Brunswick, 57, paid for that Tuesday, well after he left the police force for the second time. He retired – sooner than he planned because of the crimes, his attorney admitted Tuesday – after the 2013 indictment and before he pleaded guilty in January to promoting prostitution and two counts of unauthorized use of the police crime computer.
He was sentenced Tuesday by Hamilton County Common Pleas Court Judge John "Skip" West to three years of probation.
Brunswick previously admitted he used police computers to see if the two men had warrants out for their arrest. When he saw that they did, he tipped them off and allowed them to stay at his house for a few nights. The men were Brunswick's girlfriend's brother and the brother's friend.
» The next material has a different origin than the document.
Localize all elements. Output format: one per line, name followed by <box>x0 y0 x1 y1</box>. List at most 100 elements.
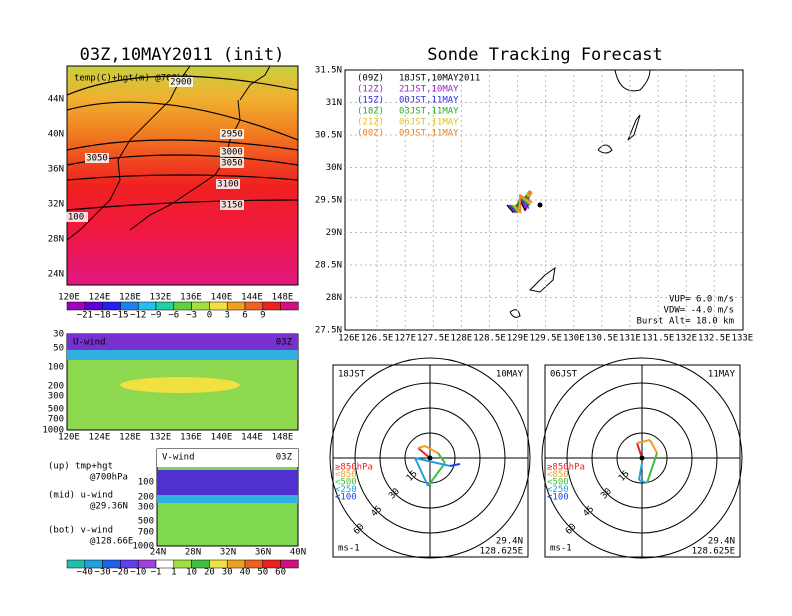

Then, while he was out on bond on that case, Brunswick had sex with a prostitute and paid for a hotel room for her to service others.
"I've embarrassed my family. I embarrassed myself. I embarrassed the city of Cincinnati," Brunswick said.
Those embarrassments were the latest of several for Brunswick, whose base pay as a CPD sergeant was $74,000 per year when he was arrested.
Brunswick left the Cincinnati police force the first time after was fired in 1990, when his supervisors accused him of operating a vehicle in a reckless manner and lying about it. He was also accused of firing bottle rockets in a Northern Kentucky parking lot while intoxicated. After he was fired, he sued and got his job back.
Brunswick also pleaded guilty to a 2011 charge for punching fellow Officer Jeff Ruberg even as Brunswick tried to apologize for an earlier dispute.